JOHANNESBURG (Reuters) -South Africa’s rand and stocks gained on Friday as investors turned their attention to the final day of the two-day Group of 20 finance meeting, which South Africa, the first African host nation, hopes to conclude with a formal communique.
A communique would indicate that the G20 finance leaders have reached consensus on at least some key issues.
At 1105 GMT, the rand traded at 17.7050 against the U.S. dollar, up roughly 0.6% on Thursday’s close.
The Johannesburg Stock Exchange’s Top-40 index was last up 1.4%.
The meeting of G20 finance ministers and central bank governors will continue on Friday, with tariffs, debt relief and climate resilience being the core topics debated so far.

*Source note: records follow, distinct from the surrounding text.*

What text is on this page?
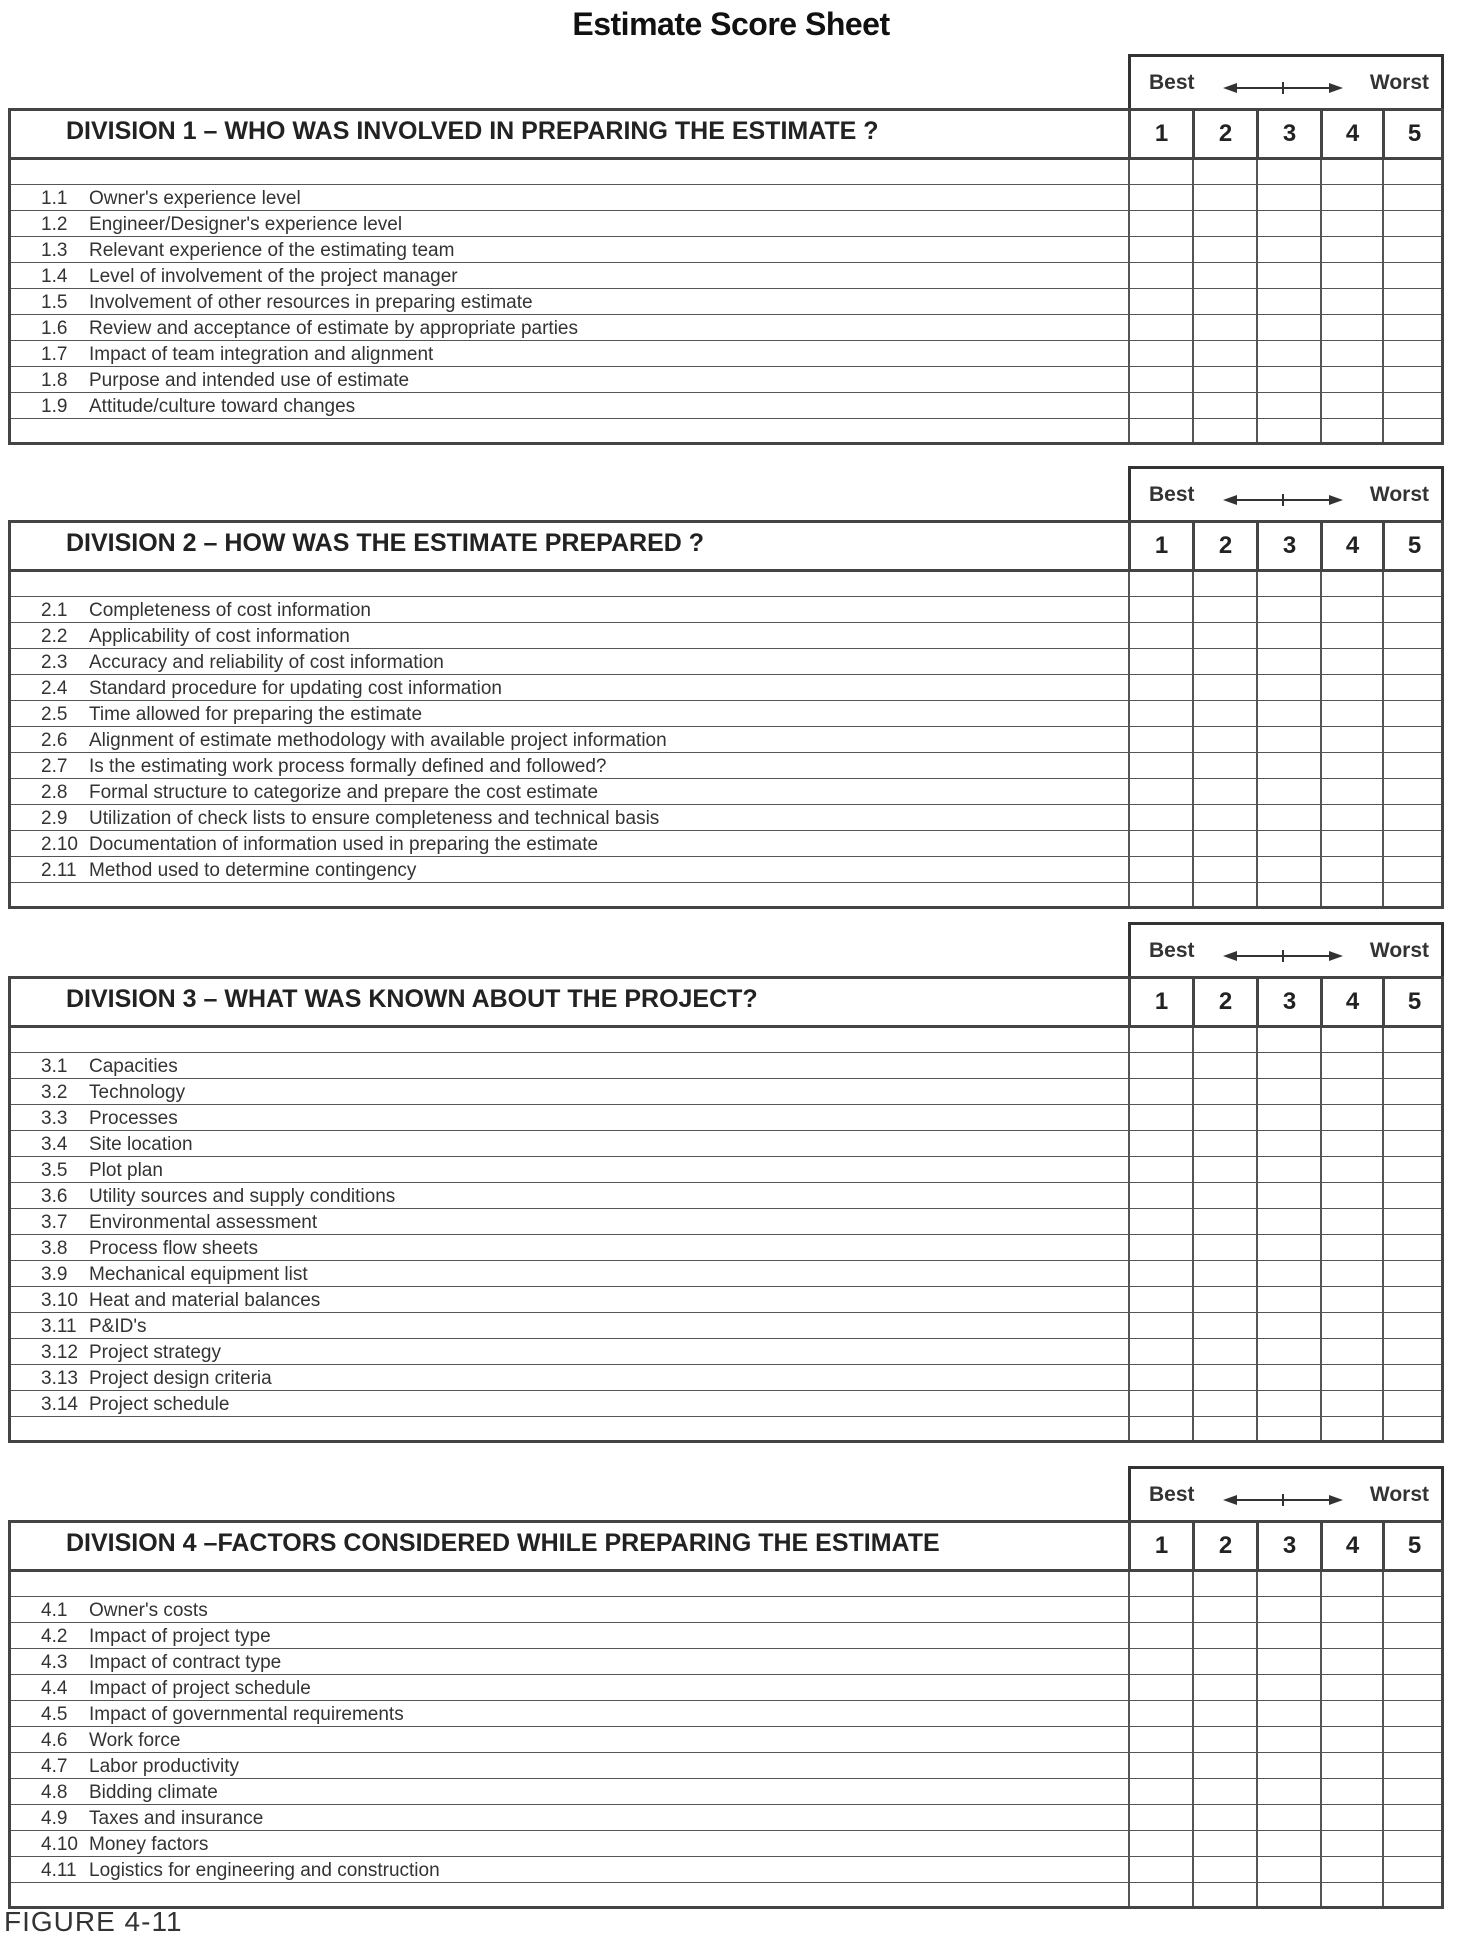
Estimate Score Sheet
Best	Worst
DIVISION 1 – WHO WAS INVOLVED IN PREPARING THE ESTIMATE ?	1	2	3	4	5
1.1	Owner's experience level
1.2	Engineer/Designer's experience level
1.3	Relevant experience of the estimating team
1.4	Level of involvement of the project manager
1.5	Involvement of other resources in preparing estimate
1.6	Review and acceptance of estimate by appropriate parties
1.7	Impact of team integration and alignment
1.8	Purpose and intended use of estimate
1.9	Attitude/culture toward changes
Best	Worst
DIVISION 2 – HOW WAS THE ESTIMATE PREPARED ?	1	2	3	4	5
2.1	Completeness of cost information
2.2	Applicability of cost information
2.3	Accuracy and reliability of cost information
2.4	Standard procedure for updating cost information
2.5	Time allowed for preparing the estimate
2.6	Alignment of estimate methodology with available project information
2.7	Is the estimating work process formally defined and followed?
2.8	Formal structure to categorize and prepare the cost estimate
2.9	Utilization of check lists to ensure completeness and technical basis
2.10 Documentation of information used in preparing the estimate
2.11 Method used to determine contingency
Best	Worst
DIVISION 3 – WHAT WAS KNOWN ABOUT THE PROJECT?	1	2	3	4	5
3.1	Capacities
3.2	Technology
3.3	Processes
3.4	Site location
3.5	Plot plan
3.6	Utility sources and supply conditions
3.7	Environmental assessment
3.8	Process flow sheets
3.9	Mechanical equipment list
3.10 Heat and material balances
3.11 P&ID's
3.12 Project strategy
3.13 Project design criteria
3.14 Project schedule
Best	Worst
DIVISION 4 –FACTORS CONSIDERED WHILE PREPARING THE ESTIMATE	1	2	3	4	5
4.1	Owner's costs
4.2	Impact of project type
4.3	Impact of contract type
4.4	Impact of project schedule
4.5	Impact of governmental requirements
4.6	Work force
4.7	Labor productivity
4.8	Bidding climate
4.9	Taxes and insurance
4.10 Money factors
4.11 Logistics for engineering and construction
FIGURE 4-11
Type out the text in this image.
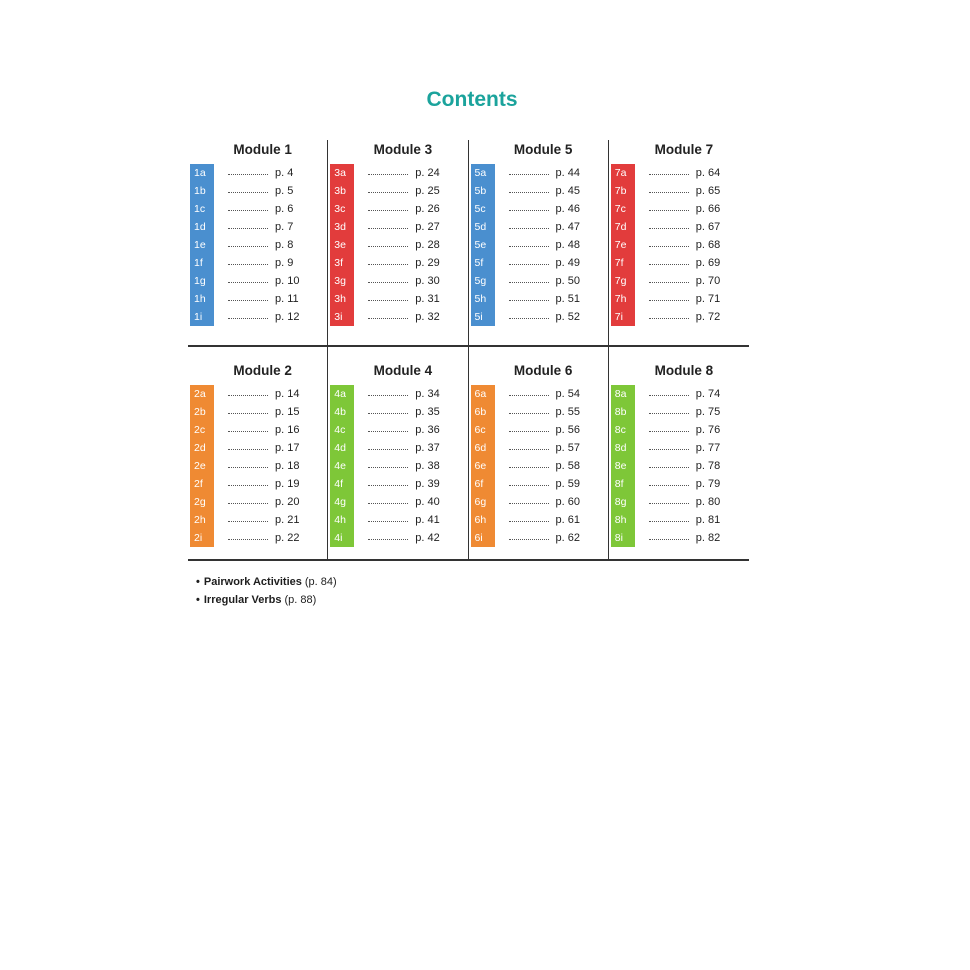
Contents
Module 1
1a	p. 4
1b	p. 5
1c	p. 6
1d	p. 7
1e	p. 8
1f	p. 9
1g	p. 10
1h	p. 11
1i	p. 12
Module 3
3a	p. 24
3b	p. 25
3c	p. 26
3d	p. 27
3e	p. 28
3f	p. 29
3g	p. 30
3h	p. 31
3i	p. 32
Module 5
5a	p. 44
5b	p. 45
5c	p. 46
5d	p. 47
5e	p. 48
5f	p. 49
5g	p. 50
5h	p. 51
5i	p. 52
Module 7
7a	p. 64
7b	p. 65
7c	p. 66
7d	p. 67
7e	p. 68
7f	p. 69
7g	p. 70
7h	p. 71
7i	p. 72
Module 2
2a	p. 14
2b	p. 15
2c	p. 16
2d	p. 17
2e	p. 18
2f	p. 19
2g	p. 20
2h	p. 21
2i	p. 22
Module 4
4a	p. 34
4b	p. 35
4c	p. 36
4d	p. 37
4e	p. 38
4f	p. 39
4g	p. 40
4h	p. 41
4i	p. 42
Module 6
6a	p. 54
6b	p. 55
6c	p. 56
6d	p. 57
6e	p. 58
6f	p. 59
6g	p. 60
6h	p. 61
6i	p. 62
Module 8
8a	p. 74
8b	p. 75
8c	p. 76
8d	p. 77
8e	p. 78
8f	p. 79
8g	p. 80
8h	p. 81
8i	p. 82
• Pairwork Activities (p. 84)
• Irregular Verbs (p. 88)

On the broader agenda, South Africa’s Treasury Director General Duncan Pieterse said the G20 hoped to issue the first communique under the country’s presidency by the end of the meetings.
Canada’s finance minister Francois-Philippe Champagne also told Reuters he was cautiously optimistic that a final communique would be agreed, but that the G20 of large developed and developing countries needed to send a clear message.
Domestic investor focus next week will be on the country’s May business cycle leading indicator and June consumer inflation data for clues about the health of Africa’s most industrialised economy.
“(Inflation data) is unlikely to do much for the performance of the ZAR, given that the rates markets have already moved to price out the prospect of more than one more rate cut,” ETM Analytics said in a research note.
South Africa’s benchmark 2035 government bond was weaker, as the yield rose 2.5 basis points to 9.985%.